The system stack these days is something more like HD->RAM->L3->L2->L1->registers with the caveat that moving from one level of the stack to the other probably requires it to move across the system bus which again is likely 32-bits or 64-bits these days. That's 4 or 8 bytes at a time.
With today's multi-gigabyte datasets, that's a ton of data moving across the bus, little of which will end up fitting into any number of caches, slowly eeking it's way into the register space so the CPU can do something like adding two number together. At 3+Ghz, the CPU is mostly just sitting around waiting on data to make it's way up or down this ridiculous stack that's all been designed to accommodate the von Neuman design.
If we had only one kind of memory, and it was fast, and the CPU could directly operate on any part of that memory like it was register space, and we could eliminate the difference between slow but large non-volatile memory (HD) and faster but smaller volatile memory (RAM) computers wouldn't do 180million instructions per second on a good day, they'd do closer to 3.6billion like they are capable of.
So, for example, if you want to add two large streams of numbers (e.g. dense matrices) together, a CPU can do this pretty quickly, because it can fetch the memory in bulk and not need to incur much latency penalty. (It can also avoid polluting the cache, with the correct hint instructions.)
On more typical workloads, though, where you've got a lot of harder-to-predict memory access, what would really come in handy is lower memory latency. And if this type of RAM works, it will give us both: huge bandwidth, and dramatically lower latency.

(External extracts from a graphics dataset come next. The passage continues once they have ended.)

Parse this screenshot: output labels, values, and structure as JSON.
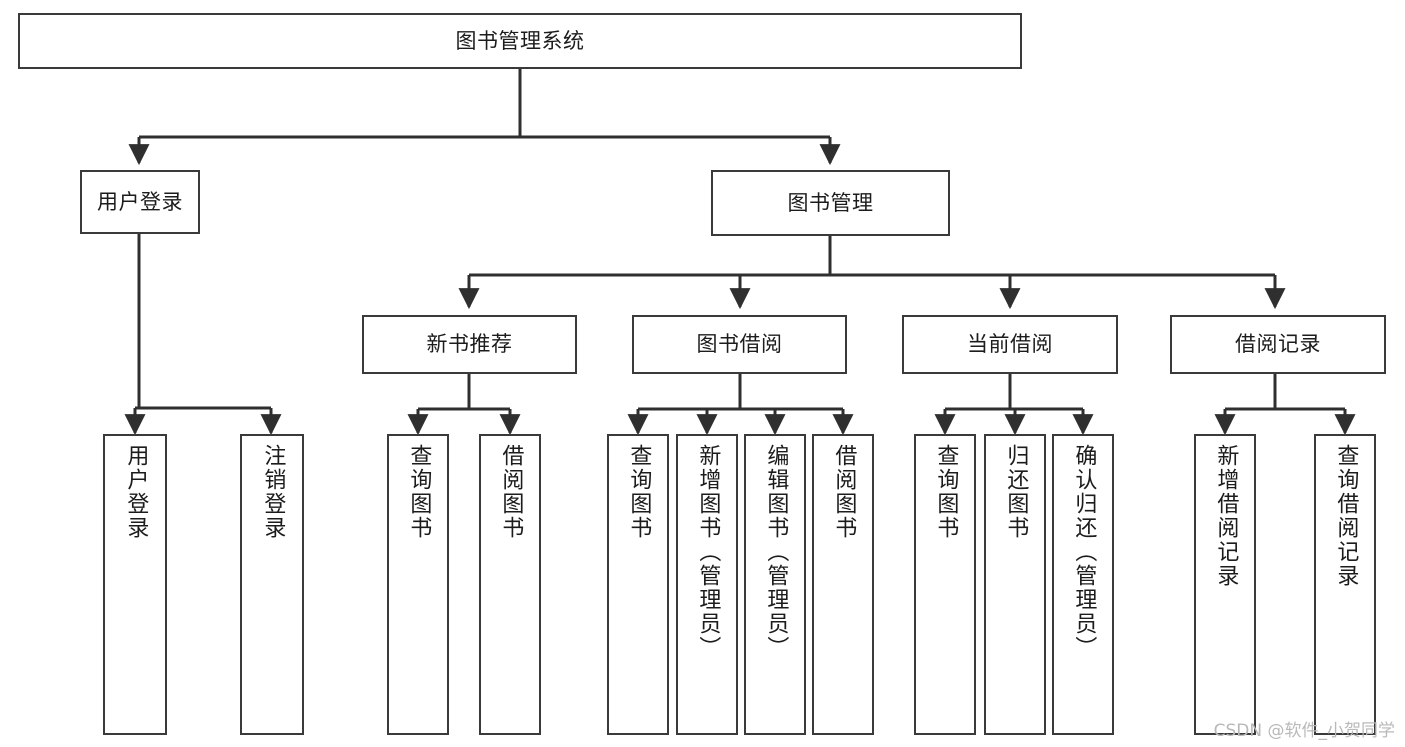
{
  "diagram": {
    "type": "tree-hierarchy",
    "title": "图书管理系统",
    "orientation": "top-down",
    "colors": {
      "box_border": "#3a3a3a",
      "box_fill": "#ffffff",
      "edge": "#2f2f2f",
      "text": "#1c1c1c",
      "watermark": "#b9b9b9"
    },
    "watermark": "CSDN @软件_小贺同学",
    "nodes": {
      "root": {
        "label": "图书管理系统"
      },
      "level2": [
        {
          "id": "user-login",
          "label": "用户登录"
        },
        {
          "id": "book-manage",
          "label": "图书管理"
        }
      ],
      "level3": [
        {
          "id": "new-book-rec",
          "label": "新书推荐"
        },
        {
          "id": "book-borrow",
          "label": "图书借阅"
        },
        {
          "id": "current-borrow",
          "label": "当前借阅"
        },
        {
          "id": "borrow-record",
          "label": "借阅记录"
        }
      ],
      "leaves": {
        "user-login": [
          {
            "id": "leaf-user-login",
            "label": "用户登录"
          },
          {
            "id": "leaf-user-logout",
            "label": "注销登录"
          }
        ],
        "new-book-rec": [
          {
            "id": "leaf-query-book-1",
            "label": "查询图书"
          },
          {
            "id": "leaf-borrow-book-1",
            "label": "借阅图书"
          }
        ],
        "book-borrow": [
          {
            "id": "leaf-query-book-2",
            "label": "查询图书"
          },
          {
            "id": "leaf-add-book",
            "label": "新增图书（管理员）"
          },
          {
            "id": "leaf-edit-book",
            "label": "编辑图书（管理员）"
          },
          {
            "id": "leaf-borrow-book-2",
            "label": "借阅图书"
          }
        ],
        "current-borrow": [
          {
            "id": "leaf-query-book-3",
            "label": "查询图书"
          },
          {
            "id": "leaf-return-book",
            "label": "归还图书"
          },
          {
            "id": "leaf-confirm-return",
            "label": "确认归还（管理员）"
          }
        ],
        "borrow-record": [
          {
            "id": "leaf-add-record",
            "label": "新增借阅记录"
          },
          {
            "id": "leaf-query-record",
            "label": "查询借阅记录"
          }
        ]
      }
    }
  }
}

The system stack, instead of being HD->RAM->L3->L2->L1->registers, could look more like "Hard drive -> Giant shared non-uniform nonvolatile L3 cache -> shared or core-local L2 cache -> core-local L1 cache -> registers".
With regard to your question on data structures, yes - they would have to change. MySQL and most other databases use b-trees since they were meant to live on disk. Just running MySQL on memsistor-backed storage would result in a considerable waste of CPU and storage capacity (b-trees are not very compact).

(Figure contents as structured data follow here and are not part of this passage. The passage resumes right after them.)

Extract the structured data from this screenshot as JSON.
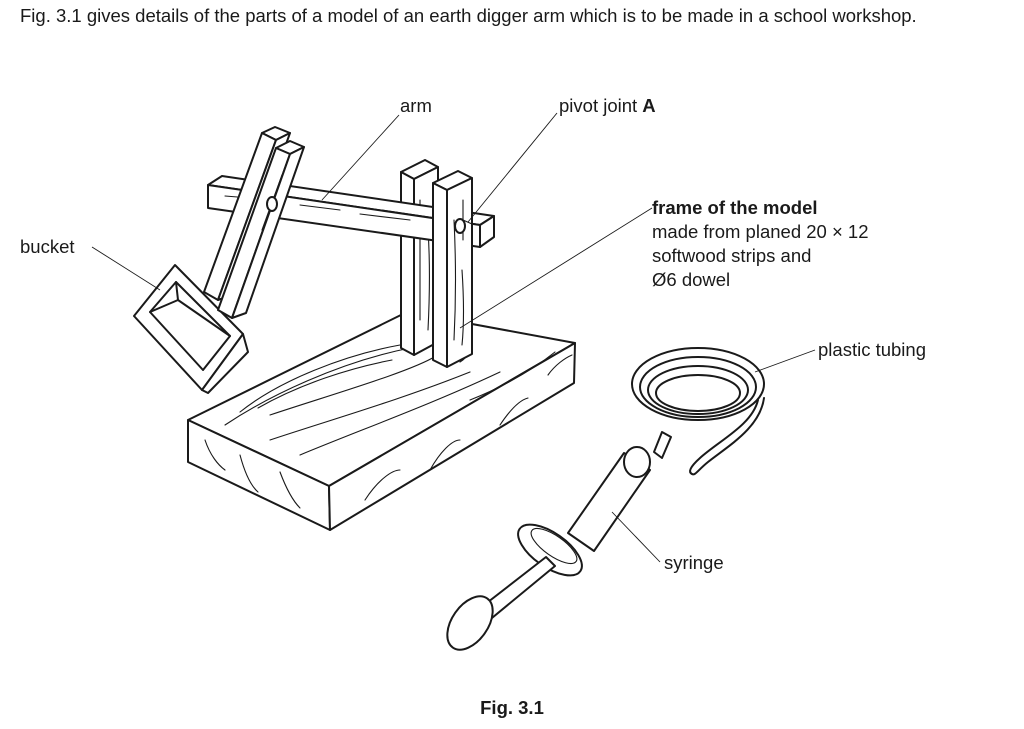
{
  "intro_text": "Fig. 3.1 gives details of the parts of a model of an earth digger arm which is to be made in a school workshop.",
  "labels": {
    "arm": "arm",
    "pivot_prefix": "pivot joint ",
    "pivot_letter": "A",
    "frame_title": "frame of the model",
    "frame_line1": "made from planed 20 × 12",
    "frame_line2": "softwood strips and",
    "frame_line3": "Ø6 dowel",
    "bucket": "bucket",
    "plastic_tubing": "plastic tubing",
    "syringe": "syringe"
  },
  "caption": "Fig. 3.1"
}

Running a database like MemSQL on memsistors would make the most sense since it uses data structures meant for DRAM.
As a consumer, I'm indifferent to who does it. As long as it gets out.

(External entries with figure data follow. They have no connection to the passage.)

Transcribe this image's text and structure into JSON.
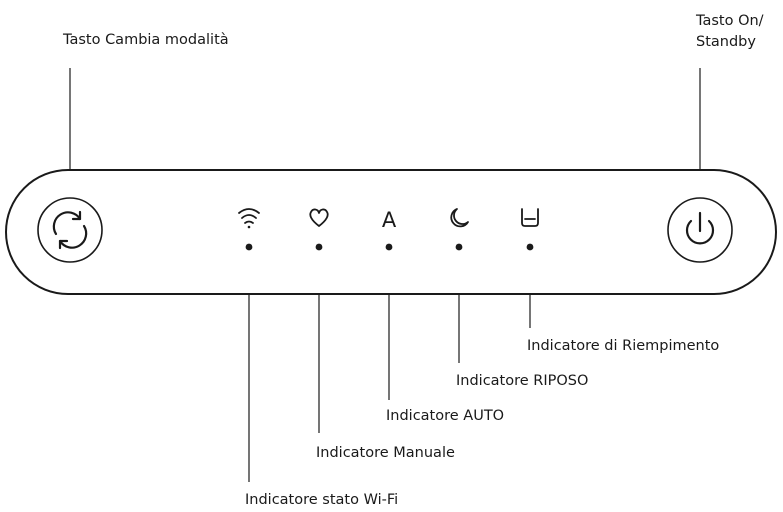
{
  "labels": {
    "mode_button": "Tasto Cambia modalità",
    "power_button_line1": "Tasto On/",
    "power_button_line2": "Standby",
    "wifi_indicator": "Indicatore stato Wi-Fi",
    "manual_indicator": "Indicatore Manuale",
    "auto_indicator": "Indicatore AUTO",
    "sleep_indicator": "Indicatore RIPOSO",
    "fill_indicator": "Indicatore di Riempimento"
  },
  "panel": {
    "auto_letter": "A"
  },
  "icons": {
    "mode_button": "refresh-cycle-icon",
    "wifi": "wifi-icon",
    "manual": "heart-icon",
    "auto": "letter-a-icon",
    "sleep": "moon-icon",
    "fill": "water-tank-icon",
    "power": "power-icon"
  },
  "colors": {
    "stroke": "#1a1a1a",
    "background": "#ffffff"
  }
}
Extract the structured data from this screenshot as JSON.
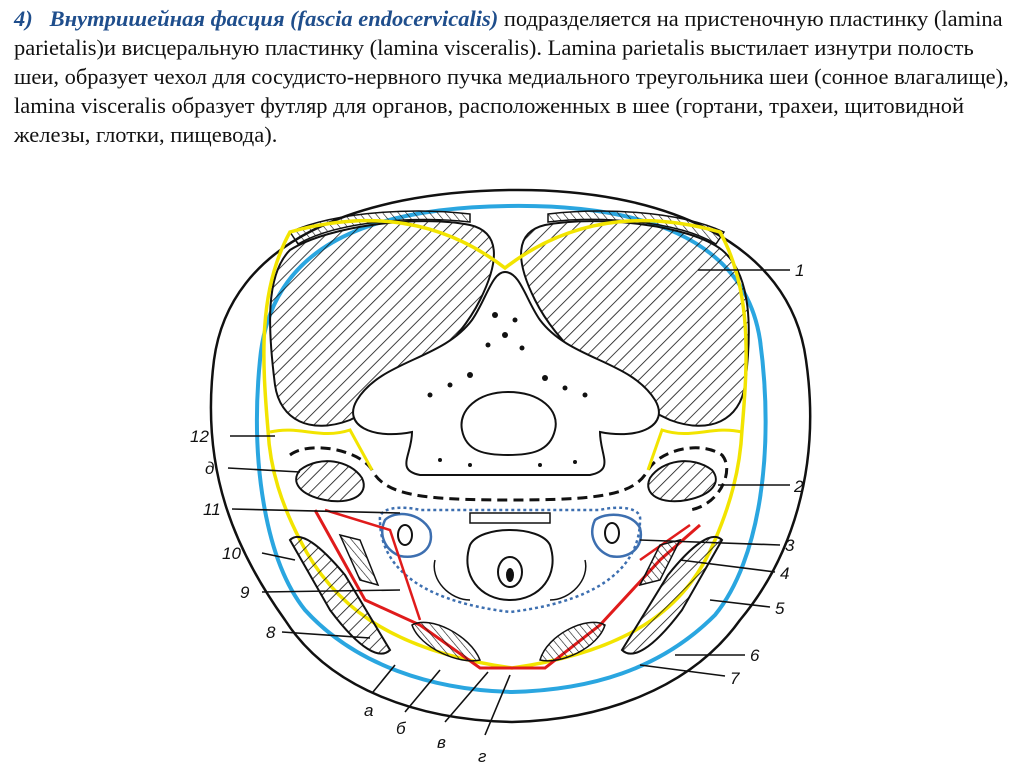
{
  "text": {
    "number": "4)",
    "term": "Внутришейная фасция (fascia endocervicalis)",
    "body": " подразделяется на пристеночную пластинку (lamina parietalis)и висцеральную пластинку (lamina visceralis). Lamina parietalis выстилает изнутри полость шеи, образует чехол для сосудисто-нервного пучка медиального треугольника  шеи (сонное влагалище),  lamina visceralis образует футляр для органов, расположенных в шее (гортани, трахеи, щитовидной железы, глотки, пищевода)."
  },
  "labels": {
    "l1": "1",
    "l2": "2",
    "l3": "3",
    "l4": "4",
    "l5": "5",
    "l6": "6",
    "l7": "7",
    "l8": "8",
    "l9": "9",
    "l10": "10",
    "l11": "11",
    "l12": "12",
    "ld": "д",
    "la": "а",
    "lb": "б",
    "lv": "в",
    "lg": "г"
  },
  "colors": {
    "outline": "#111111",
    "superficial_fascia": "#2aa6e0",
    "endocervical_fascia": "#f2e400",
    "pretracheal_fascia": "#e01b1b",
    "visceral_sheath": "#3d6fb0"
  }
}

I wonder how these theoretical projects will survive in an HP that is only concerned with how much profit each project makes to appease shareholders...
Firstly, the fabrication process everyone is excited about puts the memrister cells directly atop the cmos logic gates as just another layer to the die. No external memory bus to tap into. So you'd need the sort of equipment used to remove layers from dies to expose the cells for reverse engineering, testing, etc. If someone with these resources is after you, you're already fucked regardless of the exact technological vector.
Secondly, a system designer could trivially add some amount of volatile storage for holding security sensitive data. Various schemes of encrypted pages that are decrypted using a key stored in volatile SRM within the CMS could be used. In other words, we could do the same things we currently do with hard drives between the memrister array and SRAM that acts as a decrypted cache.
Thirdly, you're applying an expectation to all memristers that is not applied to existing storage technologies. It might be a fair criticism of a concrete product that operates in an insecure way, but it's absurd to apply this expectation to an entire technology.
and "We have a lot of big plans for it and we're working with Hynix Semiconductor to launch a replacement for flash in the summer of 2013 and also to address the solid-state drive market"
June 2013 is twenty months away, so "a year and a half" is a very reasonable approximation, which it looks like the article writers then approximated again as "18 months"
It's not like those two times are way different.
Perhaps they could do away with the stupid idea altogether and say 2nd quarter 2013 if they can't be more specific.